Selanjutnya, pemberhentian kami yang kedua hingga terakhir, Helicopter Island. Kami terus melakukannya dengan lebih banyak berenang, snorkeling, dan menikmati sinar matahari.
Saat kami berbaring di pasir, Nammin bertanya, "Ke mana tujuan kita selanjutnya?"
"Tidak tahu. Kemana kita harus pergi? Australia?"
"Tidak, maksudku tujuan kita selanjutnya."
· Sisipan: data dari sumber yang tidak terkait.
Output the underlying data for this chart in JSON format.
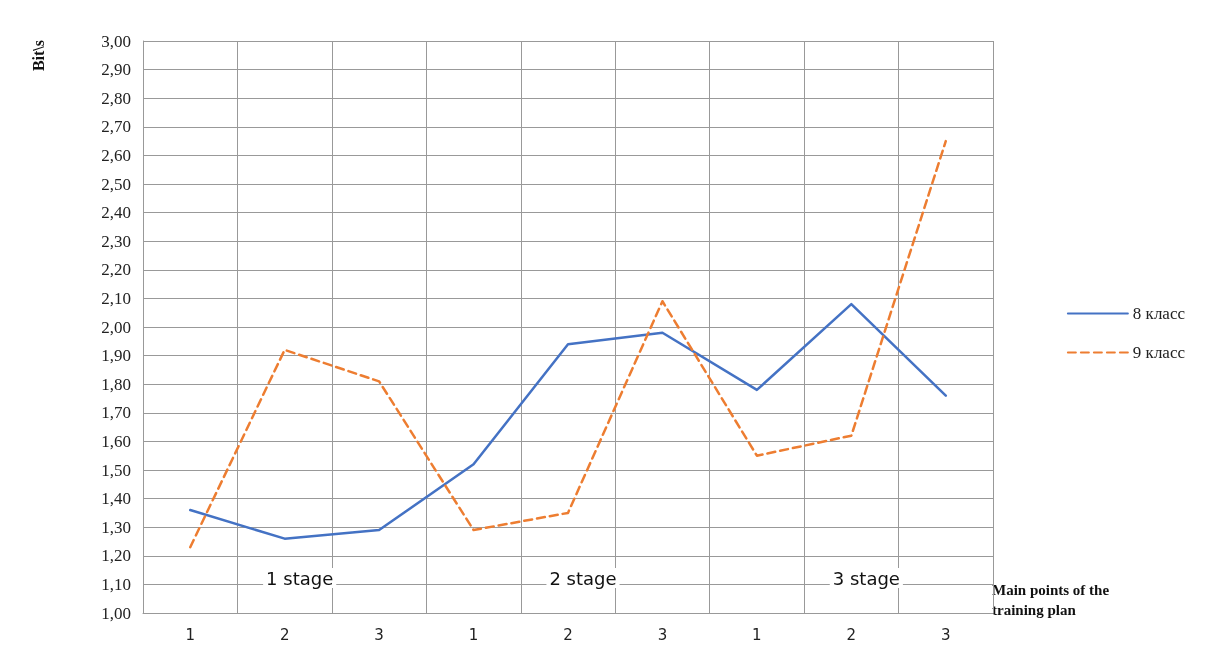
{
  "chart_data": {
    "type": "line",
    "ylabel": "Bit\\s",
    "xlabel": "Main points of the training plan",
    "categories": [
      "1",
      "2",
      "3",
      "1",
      "2",
      "3",
      "1",
      "2",
      "3"
    ],
    "series": [
      {
        "name": "8 класс",
        "color": "#4472c4",
        "line_style": "solid",
        "values": [
          1.36,
          1.26,
          1.29,
          1.52,
          1.94,
          1.98,
          1.78,
          2.08,
          1.76
        ]
      },
      {
        "name": "9 класс",
        "color": "#ed7d31",
        "line_style": "dashed",
        "values": [
          1.23,
          1.92,
          1.81,
          1.29,
          1.35,
          2.09,
          1.55,
          1.62,
          2.65
        ]
      }
    ],
    "annotations": [
      "1 stage",
      "2 stage",
      "3 stage"
    ],
    "ylim": [
      1.0,
      3.0
    ],
    "yticks": [
      {
        "value": 1.0,
        "label": "1,00"
      },
      {
        "value": 1.1,
        "label": "1,10"
      },
      {
        "value": 1.2,
        "label": "1,20"
      },
      {
        "value": 1.3,
        "label": "1,30"
      },
      {
        "value": 1.4,
        "label": "1,40"
      },
      {
        "value": 1.5,
        "label": "1,50"
      },
      {
        "value": 1.6,
        "label": "1,60"
      },
      {
        "value": 1.7,
        "label": "1,70"
      },
      {
        "value": 1.8,
        "label": "1,80"
      },
      {
        "value": 1.9,
        "label": "1,90"
      },
      {
        "value": 2.0,
        "label": "2,00"
      },
      {
        "value": 2.1,
        "label": "2,10"
      },
      {
        "value": 2.2,
        "label": "2,20"
      },
      {
        "value": 2.3,
        "label": "2,30"
      },
      {
        "value": 2.4,
        "label": "2,40"
      },
      {
        "value": 2.5,
        "label": "2,50"
      },
      {
        "value": 2.6,
        "label": "2,60"
      },
      {
        "value": 2.7,
        "label": "2,70"
      },
      {
        "value": 2.8,
        "label": "2,80"
      },
      {
        "value": 2.9,
        "label": "2,90"
      },
      {
        "value": 3.0,
        "label": "3,00"
      }
    ],
    "grid": true,
    "legend": "right",
    "marker": "none"
  }
}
"Tidakkah kamu ingin melihat Great Barrier Reef?"
"Maksudku ke mana kita akan pergi, hari ini?"
"Oh. Saya melihat. Apakah Anda keberatan jika saya meminjam snorkeling Anda?"
Saya bisa melihat awan terbentuk di selatan, tetapi tidak mengetahui pola cuaca, saya tidak tahu apakah itu berarti hujan turun untuk kami atau di tempat lain. Michael datang dan bertanya apakah kami siap untuk pergi.
"Aku berpikir kita bisa menunggu sedikit, " kataku.
"Kita pergi sekarang, " katanya, tersenyum langsung padaku.
"Bukankah lebih baik jika kita menunggu?"
"Kita harus pergi sekarang."
Kami mengisi dan melakukan perjalanan singkat ke Pulau Terabit. Di atas kapal, Nammin, yang mengambil kutu perut, sedang berbaring, mencoba beristirahat. Setiap kali aku melihat kembali ke arah Michael, dia memberiku senyum kemenangan, tatapan “kau sudah mendapatkannya”. Saya menanggapinya dengan ekspresi ketakutan, terutama untuk hiburannya.
Kami berlabuh dan turun. Para tukang perahu juga turun tetapi mereka menuju ke arah yang berlawanan, di sekitar tepi jalan masuk, keluar dari pandangan. Pantai itu kosong, jejak kaki kami membuat satu-satunya jejak yang bisa kami lihat - milik kami, milik kami, dan kepiting pasir '- dan setelah kami berjalan selama beberapa menit, saya menemukan hamparan pasir yang bagus.
“Bukankah ini tempat yang indah?” Kataku. "Aku membawamu ke sini untuk menanyakan sesuatu padamu." Aku berlutut dan berkata, "Sejauh ini ini adalah petualangan yang hebat, dan kuharap kita bisa bersama seumur hidup. Maukah Anda menikah dengan saya?"
Setelah minum bir bersama para tukang perahu dan banyak foto, kami kembali ke kapal, dan ketika kami kembali untuk El Nido, hujan mulai turun.
Malam itu di atas San Miguels di pantai di kota, kami tertawa tentang berapa lama waktu yang kubutuhkan untuk mendapatkan krim cukur, tentang tujuan akhir kami di tur pulau, tentang mengapa aku ingin pergi ke El Nido sejak awal. Saya bilang kami datang ke sini karena saya ingin Anda mengatakan ya. Dan kamu melakukannya.